I've been looking again at Shawn Tan's code and his blog - he use's circulum learning which was one of the things I did'nt understand about his code.

I just tried using Adam for the copy task, (with it's default params), with max length 2, and it converges after about 10K iterations, with good stability after 20k. I now understand why there is so much screen output in your code - it makes sense now! So I'm guessing that hyper-parameter tuning for adam, with your existing choices of rectifiers, might give some performance improvement?

I also got whetlab-client yesterday - it's a hyperparameter, tuner. Which works pretty good - if you can contruct a sensible training signal - I guess a simple running average of the loss over the last 500 iterations is reasonable.
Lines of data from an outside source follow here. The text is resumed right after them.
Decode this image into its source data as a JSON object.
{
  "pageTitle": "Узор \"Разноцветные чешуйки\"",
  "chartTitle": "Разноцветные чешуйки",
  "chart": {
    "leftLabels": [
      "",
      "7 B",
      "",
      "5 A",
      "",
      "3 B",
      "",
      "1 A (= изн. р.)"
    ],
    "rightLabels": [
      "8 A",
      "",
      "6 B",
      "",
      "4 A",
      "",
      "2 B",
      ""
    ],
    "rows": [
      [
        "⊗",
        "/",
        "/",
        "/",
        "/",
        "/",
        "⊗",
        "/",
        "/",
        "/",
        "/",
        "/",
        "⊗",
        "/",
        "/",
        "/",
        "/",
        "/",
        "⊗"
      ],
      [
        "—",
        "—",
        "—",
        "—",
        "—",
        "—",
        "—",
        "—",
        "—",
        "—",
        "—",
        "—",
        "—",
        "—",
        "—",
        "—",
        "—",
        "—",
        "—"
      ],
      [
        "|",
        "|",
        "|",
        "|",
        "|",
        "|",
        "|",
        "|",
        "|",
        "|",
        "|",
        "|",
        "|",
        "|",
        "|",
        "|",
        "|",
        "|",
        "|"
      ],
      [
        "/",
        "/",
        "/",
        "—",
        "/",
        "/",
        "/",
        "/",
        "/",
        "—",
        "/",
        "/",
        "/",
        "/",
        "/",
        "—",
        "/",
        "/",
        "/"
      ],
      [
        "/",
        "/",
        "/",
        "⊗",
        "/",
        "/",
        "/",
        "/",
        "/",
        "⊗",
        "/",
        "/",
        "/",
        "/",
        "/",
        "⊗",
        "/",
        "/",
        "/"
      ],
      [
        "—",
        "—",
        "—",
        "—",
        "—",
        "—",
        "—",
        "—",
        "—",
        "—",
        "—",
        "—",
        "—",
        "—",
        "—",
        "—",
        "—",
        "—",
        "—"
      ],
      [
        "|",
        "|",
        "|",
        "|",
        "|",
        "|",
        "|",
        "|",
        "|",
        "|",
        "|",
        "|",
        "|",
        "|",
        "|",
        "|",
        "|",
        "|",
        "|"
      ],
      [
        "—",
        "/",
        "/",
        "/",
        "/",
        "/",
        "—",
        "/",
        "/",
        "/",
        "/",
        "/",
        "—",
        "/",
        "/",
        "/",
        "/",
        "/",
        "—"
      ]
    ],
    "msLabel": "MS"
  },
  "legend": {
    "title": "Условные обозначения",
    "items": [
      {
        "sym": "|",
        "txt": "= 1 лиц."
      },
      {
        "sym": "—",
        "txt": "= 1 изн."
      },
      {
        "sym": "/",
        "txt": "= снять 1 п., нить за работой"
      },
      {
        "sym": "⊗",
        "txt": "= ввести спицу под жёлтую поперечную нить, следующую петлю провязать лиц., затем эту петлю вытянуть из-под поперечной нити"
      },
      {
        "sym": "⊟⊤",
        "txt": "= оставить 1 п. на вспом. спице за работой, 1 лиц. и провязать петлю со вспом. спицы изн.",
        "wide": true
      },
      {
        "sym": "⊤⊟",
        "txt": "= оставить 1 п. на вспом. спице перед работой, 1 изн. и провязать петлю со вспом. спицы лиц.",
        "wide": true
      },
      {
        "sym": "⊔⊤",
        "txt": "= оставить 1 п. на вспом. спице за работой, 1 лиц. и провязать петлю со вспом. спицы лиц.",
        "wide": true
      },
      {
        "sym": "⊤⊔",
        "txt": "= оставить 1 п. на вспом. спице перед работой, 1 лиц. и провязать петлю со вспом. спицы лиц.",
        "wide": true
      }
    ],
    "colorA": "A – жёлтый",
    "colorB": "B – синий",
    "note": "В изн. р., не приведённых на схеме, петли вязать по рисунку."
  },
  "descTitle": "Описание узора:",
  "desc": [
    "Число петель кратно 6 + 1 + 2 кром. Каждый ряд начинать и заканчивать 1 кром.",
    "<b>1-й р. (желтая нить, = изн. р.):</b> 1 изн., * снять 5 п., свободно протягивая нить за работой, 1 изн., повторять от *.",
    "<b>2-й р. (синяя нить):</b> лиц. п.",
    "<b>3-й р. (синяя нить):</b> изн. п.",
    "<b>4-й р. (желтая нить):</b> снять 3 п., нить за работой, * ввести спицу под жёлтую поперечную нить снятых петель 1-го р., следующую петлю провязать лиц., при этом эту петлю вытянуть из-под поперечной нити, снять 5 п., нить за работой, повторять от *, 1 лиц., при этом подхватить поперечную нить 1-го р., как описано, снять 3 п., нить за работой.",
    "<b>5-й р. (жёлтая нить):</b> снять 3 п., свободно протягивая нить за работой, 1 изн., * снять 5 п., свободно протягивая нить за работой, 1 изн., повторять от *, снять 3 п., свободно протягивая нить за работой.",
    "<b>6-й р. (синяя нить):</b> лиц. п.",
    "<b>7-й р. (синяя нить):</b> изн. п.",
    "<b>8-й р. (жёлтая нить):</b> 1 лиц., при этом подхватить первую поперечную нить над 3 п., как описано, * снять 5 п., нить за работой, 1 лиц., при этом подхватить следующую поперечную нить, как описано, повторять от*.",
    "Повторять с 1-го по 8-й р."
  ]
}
Probably running it for 5k iterations and then calling for a suggestion of new hyper params is the way to go?

update - I just saw the dp package here in torch has some hyperparameter optimization capability.

May I ask your advice? Is finding good hyper-parameters for Adam a high priority? I guess things will be speeded up if I implement/use a feed forward controller instead of LSTM, but I still hav'nt got that working yet?

ghost commented 9 years ago

HI Kai,

a new version of the Adam paper was released on Tuesday. I checked the coded and pushed a new commit to the optim package - and it was just merged.

So if you pull that package fresh and run adam.lua with default hyper-parameters you should see it give good convergence a bit quicker than RMSprop. I found it works after about 4000-4500 iterations. So its just a shade quicker.

This is it's performance, 'straight out of the box', so I expect with some tuning of the learning rate and decay lambda, it might work a little better?

Perhaps you can give it a try, if you're curious?

Best Aj.